Dumort des Teurtres, Pierre, Louis

Biographie


Professeur et propriétaire au hameau des Teurtres dans la commune de la Feuillie (Seine-Maritime), il écrivit, le 11 septembre 1830, au président de la Chambre des députés, pour qu’il suppliait le roi « d’ordonner que les restes précieux des braves défenseurs de la liberté morts dans les mémorables journées de juillet 1830 et enterrés sur le champ de bataille dans différents endroits de la capitale en soient extraits pour être transférés et déposés soit au Père Lachaise ou à tout autre lieu, avec tous les honneurs que leur doit la patrie reconnaissante ». Le dossier d’examen de ses droits fut instruit par la Commission des récompenses nationales du (ancien) IXe arrondissement. Il reçut la médaille de Juillet auprès de la mairie du (ancien) IXe arrondissement (sous le seul nom de Dumort, Pierre, Louis sur les listes du Bulletin des lois, sur celles du Moniteur universel et sur les listes de la Commission des récompenses nationales in Archives nationales F/1dIII/39). En 1831, à l’occasion des fêtes anniversaires de Juillet, il reçut (sous le nom de Dumort, Pierre, Louis), auprès de la mairie du (ancien) IXe arrondissement, vingt-cinq francs de gratification, à titre de décoré mais non blessé. Le 3 août 1831, il faisait parvenir la lettre suivante au ministère de l’Intérieur : « Monsieur le ministre,

»J’ai lu dans le Moniteur du 31 juillet qu’un sieur Daloyau avait été condamné à six mois d’emprisonnement pour port illégal du ruban bleu liséré rouge, attendu qu’il n’était décoré ni de la croix ni de la médaille de Juillet.

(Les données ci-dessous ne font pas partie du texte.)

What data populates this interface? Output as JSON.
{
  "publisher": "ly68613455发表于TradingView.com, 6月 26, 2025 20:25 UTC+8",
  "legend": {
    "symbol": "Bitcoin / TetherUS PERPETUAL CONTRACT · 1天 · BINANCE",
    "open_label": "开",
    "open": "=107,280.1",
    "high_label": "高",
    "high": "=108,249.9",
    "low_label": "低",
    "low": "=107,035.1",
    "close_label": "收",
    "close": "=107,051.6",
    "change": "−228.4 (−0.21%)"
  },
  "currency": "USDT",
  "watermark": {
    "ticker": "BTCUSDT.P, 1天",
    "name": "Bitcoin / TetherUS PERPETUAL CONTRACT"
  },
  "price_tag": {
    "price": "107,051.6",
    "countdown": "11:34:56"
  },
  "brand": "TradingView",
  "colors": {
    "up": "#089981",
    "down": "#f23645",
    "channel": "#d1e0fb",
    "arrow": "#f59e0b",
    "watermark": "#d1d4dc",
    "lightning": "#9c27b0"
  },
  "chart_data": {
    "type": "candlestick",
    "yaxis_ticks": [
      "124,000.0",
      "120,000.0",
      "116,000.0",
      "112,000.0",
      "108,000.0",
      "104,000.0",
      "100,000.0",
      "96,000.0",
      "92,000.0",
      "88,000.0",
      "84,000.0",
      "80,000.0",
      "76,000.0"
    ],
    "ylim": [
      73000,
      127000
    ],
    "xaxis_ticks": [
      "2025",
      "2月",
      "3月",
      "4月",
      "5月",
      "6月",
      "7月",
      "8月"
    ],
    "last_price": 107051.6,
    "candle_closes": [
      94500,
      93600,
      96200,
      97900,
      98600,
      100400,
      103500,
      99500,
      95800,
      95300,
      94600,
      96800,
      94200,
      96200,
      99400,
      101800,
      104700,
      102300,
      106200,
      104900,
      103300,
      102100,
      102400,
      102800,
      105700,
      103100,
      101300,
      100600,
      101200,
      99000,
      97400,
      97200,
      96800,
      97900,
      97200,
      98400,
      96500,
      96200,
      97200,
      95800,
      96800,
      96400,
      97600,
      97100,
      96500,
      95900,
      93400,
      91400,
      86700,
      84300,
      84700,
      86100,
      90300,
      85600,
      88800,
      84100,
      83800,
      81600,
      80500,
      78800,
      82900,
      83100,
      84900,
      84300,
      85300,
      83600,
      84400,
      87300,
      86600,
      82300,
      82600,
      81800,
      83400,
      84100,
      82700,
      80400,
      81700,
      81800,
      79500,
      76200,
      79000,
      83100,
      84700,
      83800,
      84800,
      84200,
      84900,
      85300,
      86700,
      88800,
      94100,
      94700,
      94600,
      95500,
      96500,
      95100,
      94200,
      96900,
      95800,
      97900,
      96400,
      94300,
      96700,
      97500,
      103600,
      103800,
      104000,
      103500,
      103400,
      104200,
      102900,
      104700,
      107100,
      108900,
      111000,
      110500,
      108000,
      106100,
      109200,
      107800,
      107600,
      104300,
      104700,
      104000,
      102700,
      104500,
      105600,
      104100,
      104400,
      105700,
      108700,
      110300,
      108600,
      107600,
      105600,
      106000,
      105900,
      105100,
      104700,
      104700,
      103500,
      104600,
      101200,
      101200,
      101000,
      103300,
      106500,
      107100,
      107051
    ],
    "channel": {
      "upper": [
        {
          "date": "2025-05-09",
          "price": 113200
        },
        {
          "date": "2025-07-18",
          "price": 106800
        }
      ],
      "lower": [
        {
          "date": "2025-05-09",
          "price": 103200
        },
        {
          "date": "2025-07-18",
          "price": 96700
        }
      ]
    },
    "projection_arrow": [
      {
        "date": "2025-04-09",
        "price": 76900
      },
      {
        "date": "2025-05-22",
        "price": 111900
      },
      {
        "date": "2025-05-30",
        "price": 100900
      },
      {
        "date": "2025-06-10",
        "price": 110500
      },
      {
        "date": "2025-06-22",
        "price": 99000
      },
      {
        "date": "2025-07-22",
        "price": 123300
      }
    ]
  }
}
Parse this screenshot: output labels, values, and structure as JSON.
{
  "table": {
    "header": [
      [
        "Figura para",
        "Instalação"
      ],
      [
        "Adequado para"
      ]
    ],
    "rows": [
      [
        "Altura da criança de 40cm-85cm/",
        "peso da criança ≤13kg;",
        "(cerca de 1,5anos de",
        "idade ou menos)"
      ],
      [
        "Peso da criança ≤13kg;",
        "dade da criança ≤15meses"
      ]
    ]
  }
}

»D’après cet article, il me paraît évident que le sieur Daloyau n’aurait été passible d’aucune condamnation s’il eût été décoré de la médaille de Juillet.

»Je me trouve dans ce dernier cas, monsieur le ministre, et je porte à la boutonnière le ruban bleu liséré rouge. Tous les médaillistes, à quelques exceptions près, le portent aussi. Je vois donc avec plaisir que malgré l’ordonnance qui fixe le ruban tricolore pour la médaille, l’autorité ne s’y oppose pas, par cette raison sans doute judicieuse que tous les citoyens français sans autre distinction quelconque peut se parer des couleurs nationales sans contrevenir à aucune loi ni règlement de police.

»Il serait donc bien fâcheux pour les décorés de la médaille que la manière dont j’interprète l’article du Moniteur ne fût point en harmonie avec l’autorité et qu’il entrât dans ses intentions, ce que je ne puis croire, de défendre aujourd’hui ce qu’elle n’a pas cru devoir empêcher jusqu’à présent et notamment le 27 juillet à ceux des médaillistes qui faisaient partie de la députation qui a eu l’honneur d’accompagner le roi à la Bastille et au Panthéon.

»D’ailleurs les hommes de Juillet n’ont-ils pas partagé les mêmes dangers, n’ont-ils pas combattu pour la même cause, leurs noms ne sont-ils pas également inscrits dans le Moniteur… Si la Commission des récompenses nationales a cru devoir établir deux distinctions ne serait pas injuste de vouloir aussi établir deux couleurs pour une décoration qui doit être la même.

»Je suis persuadé, monsieur le ministre, que vous apprécierez la justice et l’importance de ma réclamation et que vous voudrez bien, dans l’intérêt des décorés de Juillet, y faire droit.

»J’ai l’honneur, etc. »

Il demeurait 12, rue de la Tâcherie en 1831. Etat nominatif des citoyens auxquels sera décernée la médaille instituée par la loi du 13 décembre 1830 sur les récompenses nationales, Bulletin des lois, 2e partie, ordonnances, n° 104 bis ; Etat nominatif des citoyens auxquels sera décernée la médaille instituée par la loi du 13 décembre 1830 sur les récompenses nationales, Le Moniteur universel, 19 juin 1831 ; Archives nationales F/1dIII/36, Commission des récompenses nationales, état des sommes payées en dépenses diverses pour le compte de cette commission, du 8 octobre 1830 au 31 octobre 1831 par la mairie du (ancien) IXe arrondissement ; Archives nationales F/1dIII/39 Commission des récompenses nationales, noms des citoyens proposés pour la médaille (ancien) IXe arrondissement et lettre en date du 3 août 1831 ; Archives nationales F/1dIII/82 et aussi état des personnes résidant dans l’étendue du (ancien) IXe arrondissement de Paris, qui ont obtenu la médaille de Juillet et auxquelles, à l’occasion des trois journées de Juillet, il a été accordé une somme de vingt-cinq francs (sous le seul nom de Dumort, Pierre, Louis).